Perle : « Parfois, on veut juste se poser pour pouvoir être au calme. »

Par Ekklectic - Photos : J.Lentin


Comment est née la chanson « d’Oasis » ?

J’ai écrit « Oasis » en 2020 pendant la période du premier confinement. C’était un mood assez particulier, car on ne savait pas comment les choses allaient évoluer, tout le monde était bloqué chez soi et n'avait qu'une envie ; de reprendre une vie normale.

Quel message voulais-tu transmettre au travers de ce titre ?

On est constamment confronté à l’adversité et c’était une période assez compliquée pour tout le monde. Personnellement, j’avais besoin de mettre à l'écrit mon état d'esprit, parfois, on veut juste se poser pour pouvoir être au calme.


Et ton oasis à toi, c'est quoi ?

Pour moi, c’est la présence de Dieu, c’est une oasis de paix et de tranquillité éternelle.

Comment est-ce que tu as vécu le processus de création ?

Il y a eu des hauts et des bas, c’était plein d'émotions et d'énergies différentes à chaque étape. C'était la première fois que je bossais sur une chanson en totale autonomie du début jusqu'à la fin, que ce soit sur les paroles, la mélodie, le choix de l’instru ou autre. Je suis plutôt fière du résultat, même si, avec le recul, mon oreille s'est davantage développée et maintenant, j’ai un regard différent sur mon son. Avec le recul, je me dis que j’aurais peut-être encore modifié certaines choses.

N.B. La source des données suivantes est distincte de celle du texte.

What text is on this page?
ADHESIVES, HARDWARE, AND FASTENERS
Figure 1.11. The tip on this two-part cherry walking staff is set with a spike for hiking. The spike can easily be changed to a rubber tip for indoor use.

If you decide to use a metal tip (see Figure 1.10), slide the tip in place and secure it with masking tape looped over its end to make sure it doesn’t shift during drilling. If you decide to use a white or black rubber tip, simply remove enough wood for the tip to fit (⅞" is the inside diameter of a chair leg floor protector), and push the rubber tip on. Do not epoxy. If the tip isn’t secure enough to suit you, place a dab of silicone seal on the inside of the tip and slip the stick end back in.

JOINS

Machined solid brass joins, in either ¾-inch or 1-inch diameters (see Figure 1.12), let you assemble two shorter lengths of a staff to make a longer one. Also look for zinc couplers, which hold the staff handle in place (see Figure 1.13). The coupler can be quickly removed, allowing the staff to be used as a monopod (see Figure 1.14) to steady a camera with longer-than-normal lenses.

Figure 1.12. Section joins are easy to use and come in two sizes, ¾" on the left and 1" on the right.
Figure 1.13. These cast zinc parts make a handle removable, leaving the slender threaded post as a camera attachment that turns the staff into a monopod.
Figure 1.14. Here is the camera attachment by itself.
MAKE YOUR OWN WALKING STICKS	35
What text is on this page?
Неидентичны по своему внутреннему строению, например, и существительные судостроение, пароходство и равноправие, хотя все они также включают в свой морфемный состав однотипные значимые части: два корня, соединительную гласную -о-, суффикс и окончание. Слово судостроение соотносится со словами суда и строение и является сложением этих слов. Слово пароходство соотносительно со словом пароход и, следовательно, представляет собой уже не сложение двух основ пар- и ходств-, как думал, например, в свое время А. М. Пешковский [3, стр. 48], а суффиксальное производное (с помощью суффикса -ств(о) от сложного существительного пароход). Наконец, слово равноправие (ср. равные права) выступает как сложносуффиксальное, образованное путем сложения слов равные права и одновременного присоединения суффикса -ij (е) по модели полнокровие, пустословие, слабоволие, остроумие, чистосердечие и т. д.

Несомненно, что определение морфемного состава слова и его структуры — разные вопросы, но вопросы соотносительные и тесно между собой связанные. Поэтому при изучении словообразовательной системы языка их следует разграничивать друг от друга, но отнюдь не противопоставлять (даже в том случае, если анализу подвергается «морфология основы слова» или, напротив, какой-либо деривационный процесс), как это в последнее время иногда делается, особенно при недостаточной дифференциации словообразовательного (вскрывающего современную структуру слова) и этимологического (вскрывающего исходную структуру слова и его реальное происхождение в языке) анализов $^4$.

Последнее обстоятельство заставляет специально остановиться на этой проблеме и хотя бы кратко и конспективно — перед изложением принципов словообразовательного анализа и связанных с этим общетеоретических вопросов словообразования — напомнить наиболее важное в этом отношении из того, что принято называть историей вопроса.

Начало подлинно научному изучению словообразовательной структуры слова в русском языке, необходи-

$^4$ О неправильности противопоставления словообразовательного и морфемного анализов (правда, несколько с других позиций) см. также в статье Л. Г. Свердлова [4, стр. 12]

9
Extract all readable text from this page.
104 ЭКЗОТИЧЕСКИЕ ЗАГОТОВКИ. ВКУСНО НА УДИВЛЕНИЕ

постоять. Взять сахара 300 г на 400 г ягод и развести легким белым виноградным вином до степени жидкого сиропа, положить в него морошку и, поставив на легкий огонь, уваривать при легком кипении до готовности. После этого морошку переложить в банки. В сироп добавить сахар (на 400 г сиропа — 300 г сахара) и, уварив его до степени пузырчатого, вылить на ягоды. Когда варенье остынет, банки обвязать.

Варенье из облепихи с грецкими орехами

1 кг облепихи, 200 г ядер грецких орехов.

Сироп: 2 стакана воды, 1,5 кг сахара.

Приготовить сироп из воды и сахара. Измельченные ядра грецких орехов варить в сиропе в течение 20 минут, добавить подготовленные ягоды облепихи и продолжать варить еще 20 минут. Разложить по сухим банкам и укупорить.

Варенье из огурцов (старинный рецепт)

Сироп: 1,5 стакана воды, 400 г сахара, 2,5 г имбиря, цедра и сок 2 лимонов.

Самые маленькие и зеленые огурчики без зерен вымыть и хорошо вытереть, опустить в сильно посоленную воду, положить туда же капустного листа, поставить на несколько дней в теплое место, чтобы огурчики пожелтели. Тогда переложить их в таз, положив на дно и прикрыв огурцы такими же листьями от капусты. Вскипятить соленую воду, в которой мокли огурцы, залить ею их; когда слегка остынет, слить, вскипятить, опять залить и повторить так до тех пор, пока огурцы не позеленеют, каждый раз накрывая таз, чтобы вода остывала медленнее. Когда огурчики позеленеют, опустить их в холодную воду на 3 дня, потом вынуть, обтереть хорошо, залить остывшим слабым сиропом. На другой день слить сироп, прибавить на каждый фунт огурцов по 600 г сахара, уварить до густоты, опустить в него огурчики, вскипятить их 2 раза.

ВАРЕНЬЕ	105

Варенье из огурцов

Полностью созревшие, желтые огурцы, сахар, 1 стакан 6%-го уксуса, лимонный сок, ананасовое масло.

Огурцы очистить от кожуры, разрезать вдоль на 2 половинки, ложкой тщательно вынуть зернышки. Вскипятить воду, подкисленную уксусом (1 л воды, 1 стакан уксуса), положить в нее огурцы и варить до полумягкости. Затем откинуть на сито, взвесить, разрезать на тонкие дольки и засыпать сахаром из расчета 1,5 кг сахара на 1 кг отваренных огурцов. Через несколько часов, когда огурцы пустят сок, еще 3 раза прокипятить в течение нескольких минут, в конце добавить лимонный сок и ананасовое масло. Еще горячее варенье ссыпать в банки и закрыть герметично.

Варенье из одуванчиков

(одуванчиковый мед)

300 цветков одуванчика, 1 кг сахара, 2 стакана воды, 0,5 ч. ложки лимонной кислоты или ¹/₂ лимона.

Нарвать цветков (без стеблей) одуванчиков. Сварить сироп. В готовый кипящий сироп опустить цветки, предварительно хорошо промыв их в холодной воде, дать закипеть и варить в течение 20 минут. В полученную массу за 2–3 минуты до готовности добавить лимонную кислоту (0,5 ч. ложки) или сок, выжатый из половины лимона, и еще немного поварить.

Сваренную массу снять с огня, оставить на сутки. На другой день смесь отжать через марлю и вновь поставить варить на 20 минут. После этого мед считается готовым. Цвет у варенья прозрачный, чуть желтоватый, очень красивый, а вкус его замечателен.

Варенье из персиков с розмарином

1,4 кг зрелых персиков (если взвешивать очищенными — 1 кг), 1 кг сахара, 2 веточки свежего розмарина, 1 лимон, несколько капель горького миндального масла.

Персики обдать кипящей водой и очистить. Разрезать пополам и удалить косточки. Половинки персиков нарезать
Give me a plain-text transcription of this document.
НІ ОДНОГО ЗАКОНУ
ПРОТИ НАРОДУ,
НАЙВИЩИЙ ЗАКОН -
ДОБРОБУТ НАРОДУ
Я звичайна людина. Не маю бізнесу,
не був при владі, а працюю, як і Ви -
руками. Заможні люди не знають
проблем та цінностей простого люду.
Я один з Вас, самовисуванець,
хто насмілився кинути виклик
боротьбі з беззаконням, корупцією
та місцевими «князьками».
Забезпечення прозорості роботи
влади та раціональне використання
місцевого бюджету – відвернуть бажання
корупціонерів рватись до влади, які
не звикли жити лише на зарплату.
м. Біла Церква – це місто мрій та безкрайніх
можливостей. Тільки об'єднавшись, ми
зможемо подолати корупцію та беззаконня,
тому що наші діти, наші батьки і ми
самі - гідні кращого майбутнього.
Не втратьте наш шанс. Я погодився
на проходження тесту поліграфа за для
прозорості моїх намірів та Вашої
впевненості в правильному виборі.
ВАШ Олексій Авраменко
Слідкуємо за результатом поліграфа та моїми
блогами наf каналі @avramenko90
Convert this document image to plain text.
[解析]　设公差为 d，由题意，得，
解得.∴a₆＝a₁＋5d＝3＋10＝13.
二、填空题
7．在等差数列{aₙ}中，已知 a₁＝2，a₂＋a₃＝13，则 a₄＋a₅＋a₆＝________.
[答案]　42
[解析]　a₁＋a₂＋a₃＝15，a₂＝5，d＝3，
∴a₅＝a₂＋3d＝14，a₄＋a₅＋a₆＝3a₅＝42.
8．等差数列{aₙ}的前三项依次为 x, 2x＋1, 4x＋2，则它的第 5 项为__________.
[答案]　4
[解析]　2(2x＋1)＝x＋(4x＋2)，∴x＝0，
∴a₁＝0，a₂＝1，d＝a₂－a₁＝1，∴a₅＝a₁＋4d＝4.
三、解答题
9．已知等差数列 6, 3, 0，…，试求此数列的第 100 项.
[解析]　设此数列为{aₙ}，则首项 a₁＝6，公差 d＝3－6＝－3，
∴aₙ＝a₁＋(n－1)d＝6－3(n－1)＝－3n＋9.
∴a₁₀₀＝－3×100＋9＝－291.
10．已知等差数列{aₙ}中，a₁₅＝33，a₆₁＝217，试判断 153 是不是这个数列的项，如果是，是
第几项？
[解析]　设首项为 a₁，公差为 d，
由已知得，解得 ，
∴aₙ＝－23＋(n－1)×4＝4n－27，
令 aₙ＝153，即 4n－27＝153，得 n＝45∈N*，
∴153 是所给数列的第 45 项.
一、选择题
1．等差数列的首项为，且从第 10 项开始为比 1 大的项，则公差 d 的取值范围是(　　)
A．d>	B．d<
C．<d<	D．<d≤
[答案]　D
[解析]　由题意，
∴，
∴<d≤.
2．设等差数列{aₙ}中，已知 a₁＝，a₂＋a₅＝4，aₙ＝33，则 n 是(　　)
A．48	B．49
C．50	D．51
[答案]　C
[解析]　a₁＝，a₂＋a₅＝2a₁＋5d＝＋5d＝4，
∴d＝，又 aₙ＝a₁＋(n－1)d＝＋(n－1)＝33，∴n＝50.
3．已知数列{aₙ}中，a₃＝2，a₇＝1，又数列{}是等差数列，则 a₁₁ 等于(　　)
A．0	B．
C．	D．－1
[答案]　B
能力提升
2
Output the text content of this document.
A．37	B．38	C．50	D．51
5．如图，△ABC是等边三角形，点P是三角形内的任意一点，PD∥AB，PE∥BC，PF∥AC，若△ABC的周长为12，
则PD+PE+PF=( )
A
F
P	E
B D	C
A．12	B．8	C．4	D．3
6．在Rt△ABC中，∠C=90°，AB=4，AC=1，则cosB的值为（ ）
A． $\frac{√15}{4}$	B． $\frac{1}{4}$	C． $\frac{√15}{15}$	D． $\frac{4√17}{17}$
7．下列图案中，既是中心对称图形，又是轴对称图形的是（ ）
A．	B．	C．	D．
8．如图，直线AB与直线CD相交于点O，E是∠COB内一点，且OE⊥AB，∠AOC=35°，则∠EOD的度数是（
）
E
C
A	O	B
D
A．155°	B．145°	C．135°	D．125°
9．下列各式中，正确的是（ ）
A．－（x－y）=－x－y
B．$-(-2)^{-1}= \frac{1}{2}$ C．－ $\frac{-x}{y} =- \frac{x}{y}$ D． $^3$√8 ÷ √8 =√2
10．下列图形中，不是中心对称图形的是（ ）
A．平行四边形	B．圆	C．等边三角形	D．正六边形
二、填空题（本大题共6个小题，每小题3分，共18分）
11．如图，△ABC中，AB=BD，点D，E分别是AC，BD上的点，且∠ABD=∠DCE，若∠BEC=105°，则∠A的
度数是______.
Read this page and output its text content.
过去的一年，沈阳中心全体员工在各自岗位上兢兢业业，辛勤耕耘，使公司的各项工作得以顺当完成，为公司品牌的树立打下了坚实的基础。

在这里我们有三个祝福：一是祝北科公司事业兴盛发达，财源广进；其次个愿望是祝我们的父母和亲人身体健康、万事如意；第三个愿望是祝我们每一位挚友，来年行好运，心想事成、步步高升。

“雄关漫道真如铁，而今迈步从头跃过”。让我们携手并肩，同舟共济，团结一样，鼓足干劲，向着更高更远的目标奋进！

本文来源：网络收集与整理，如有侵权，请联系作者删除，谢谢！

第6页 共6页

Être fier de ses œuvres, c'est important pour toi ?

Oui, clairement. Après, quand tu es perfectionniste comme moi, ça peut aussi être un piège. Car tu veux toujours trop en faire et au final, certaines de tes œuvres ne voient jamais le jour.

Que représente la musique pour toi ?

La musique représente une grande partie de ma vie pour ne pas dire presque toute ma vie. J’y baigne depuis longtemps, et au fil des années, elle est devenue plus présente, plus imposante.

Qu'est-ce que tu veux transmettre au travers de celle que tu fais ?

De l’amour, de la joie ; montrer qu'il est possible de s’en sortir, mais après avoir vécu des choses compliquées. Ma musique parle de tout ; de la vie, des épreuves, de l'amitié, des relations, des rêves. Il n'y a pas de limites à ce que j’écris et je refuse de m’enfermer dans un thème en particulier; parce que la vie, c’est un tout.

Et être en indé, c'est comment ?

Ça a ses bons côtés comme ses mauvais. Mais dans l'ensemble, c’est vraiment cool car pour moi, être libre artistiquement n'a pas de prix. Tu prends des conseils par-ci par-là, mais personne ne t’impose quoi que ce soit. Et au quotidien, je dirais que c’est un réel apprentissage. Tous les jours, tu apprends quelque chose de nouveau. Il y a des choses que tu veux faire, mais tu n’as pas toujours les finances, les contacts ou encore les connaissances pour, donc tu cherches. Tu essaies à ta manière et tu apprends comme ça, sur le tas. Sur le long terme, tu t’enrichis vachement.

Le dernier son que tu as écouté ?

C'était « Petit Prince » du groupe Yaïr.

Le dernier son qui t'a fait kiffer ?

Ce n'est pas forcément récent mais le titre, c’est « Everything We Need » de Kanye West et Ty Dolla Sign.

Ton artiste préféré ?

J'en ai un, mais je le garde pour moi (rires).

Ce que tu te souhaites pour toi ?

Je me souhaite de trouver le temps nécessaire pour donner vie à mes projets musicaux ! Kiffer encore plus et, dans l'idéal, faire de la musique full-time.